More Popular Diets Come Under Scrutiny, May Increase Heart Risks

By Dr Dave Robinson

I have espoused for years that nutritionally limited diets and calorie restricting diets will come with consequences.

The high-fat, high-protein and low-carbohydrate Atkins Diet may put followers at greater risk for heart disease over a very short period of time (1 month), a new study suggests. While the maintenance phase of the Atkins diet may cause an increase in “bad” cholesterol and other markers for heart disease, when weight loss is not experienced, experts report.

Lead researcher Dr. Michael Miller, author of the study, director of preventive cardiology at the University of Maryland Medical Center and associate professor of medicine at the University of Maryland School of Medicine in Baltimore said, “I think the Atkins diet is potentially detrimental for cardiovascular health, if maintained for a long duration and without attempts to lose weight. A stabilizing Atkins diet is not the way to go.”

Also under scrutiny in the trial are the popular South Beach or Ornish diets.

Several studies involving diet and nutrition are being done at this week’s annual meeting of the American Heart Association in Orlando, Florida.

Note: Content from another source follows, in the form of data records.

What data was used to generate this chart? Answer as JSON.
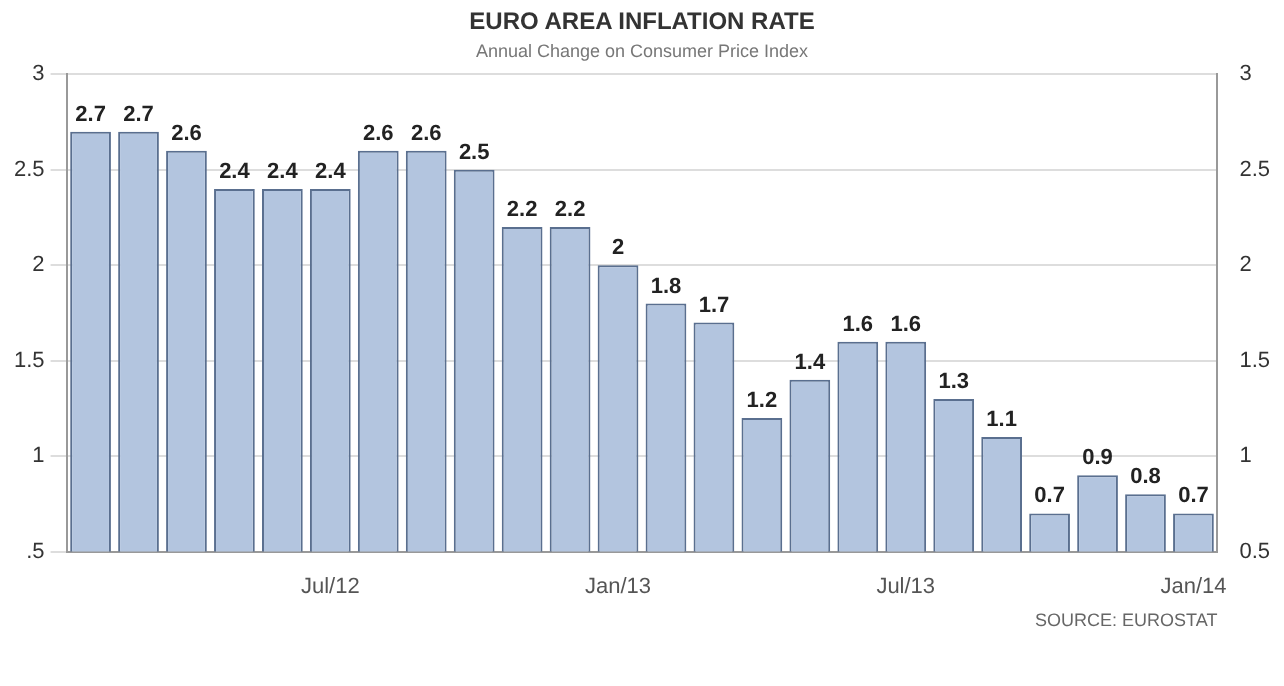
{
  "chart_data": {
    "type": "bar",
    "title": "EURO AREA INFLATION RATE",
    "subtitle": "Annual Change on Consumer Price Index",
    "categories": [
      null,
      null,
      null,
      null,
      null,
      "Jul/12",
      null,
      null,
      null,
      null,
      null,
      "Jan/13",
      null,
      null,
      null,
      null,
      null,
      "Jul/13",
      null,
      null,
      null,
      null,
      null,
      "Jan/14"
    ],
    "values": [
      2.7,
      2.7,
      2.6,
      2.4,
      2.4,
      2.4,
      2.6,
      2.6,
      2.5,
      2.2,
      2.2,
      2,
      1.8,
      1.7,
      1.2,
      1.4,
      1.6,
      1.6,
      1.3,
      1.1,
      0.7,
      0.9,
      0.8,
      0.7
    ],
    "color": "#b3c5df",
    "ylim": [
      0.5,
      3
    ],
    "yticks": [
      {
        "value": 0.5,
        "label": ".5"
      },
      1,
      1.5,
      2,
      2.5,
      3
    ],
    "y2lim": [
      0.5,
      3
    ],
    "y2ticks": [
      0.5,
      1,
      1.5,
      2,
      2.5,
      3
    ],
    "grid": "y",
    "data_labels": true,
    "legend": false,
    "annotations": [
      "SOURCE: EUROSTAT"
    ]
  }
}
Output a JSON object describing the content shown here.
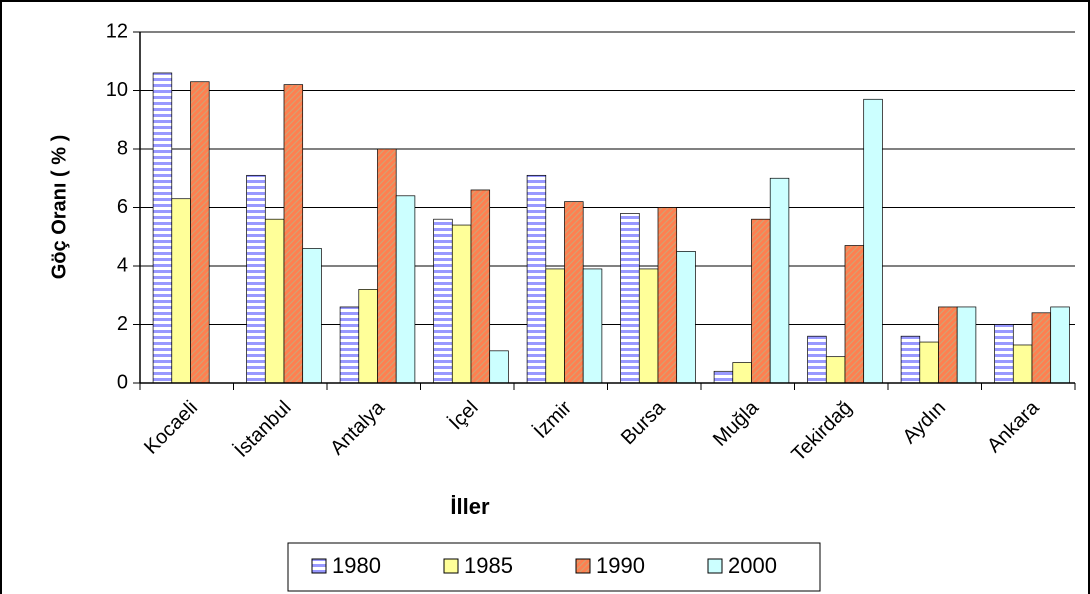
{
  "chart_data": {
    "type": "bar",
    "xlabel": "İller",
    "ylabel": "Göç Oranı ( % )",
    "categories": [
      "Kocaeli",
      "İstanbul",
      "Antalya",
      "İçel",
      "İzmir",
      "Bursa",
      "Muğla",
      "Tekirdağ",
      "Aydın",
      "Ankara"
    ],
    "series": [
      {
        "name": "1980",
        "color": "#9999ff",
        "pattern": "horizontal-stripes",
        "values": [
          10.6,
          7.1,
          2.6,
          5.6,
          7.1,
          5.8,
          0.4,
          1.6,
          1.6,
          2.0
        ]
      },
      {
        "name": "1985",
        "color": "#ffff99",
        "values": [
          6.3,
          5.6,
          3.2,
          5.4,
          3.9,
          3.9,
          0.7,
          0.9,
          1.4,
          1.3
        ]
      },
      {
        "name": "1990",
        "color": "#ff7f50",
        "pattern": "diagonal-hatch",
        "values": [
          10.3,
          10.2,
          8.0,
          6.6,
          6.2,
          6.0,
          5.6,
          4.7,
          2.6,
          2.4
        ]
      },
      {
        "name": "2000",
        "color": "#ccffff",
        "values": [
          null,
          4.6,
          6.4,
          1.1,
          3.9,
          4.5,
          7.0,
          9.7,
          2.6,
          2.6
        ]
      }
    ],
    "ylim": [
      0,
      12
    ],
    "yticks": [
      0,
      2,
      4,
      6,
      8,
      10,
      12
    ],
    "grid": true,
    "legend": "bottom"
  }
}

Dr. Robert Bonow, immediate past president of the American Heart Association, a Goldberg Distinguished professor at Northwestern University Feinberg School of Medicine, and chief of the division of cardiology at Northwestern Memorial Hospital in Chicago says, “With the Atkins diet, you do lose weight and experience a short-term beneficial effect on lipid parameters, but the concern would be long-term. Saturated fats are not good for heart health, and many people experience rebound weight gain which is not good.”

One trial involved 18 healthy adults completed four weeks each on the Atkins (50 percent fat), South Beach (30 percent fat) and Ornish (10 percent fat) diets. Researchers found that those on the Atkins diet had increased levels of LDL (“bad”) cholesterol and an increase in blood markers for inflammation by as much as 30 percent or 40 percent.

“We recommend weight loss in a slow and consistent manner rather than a crash course,” said Bonow.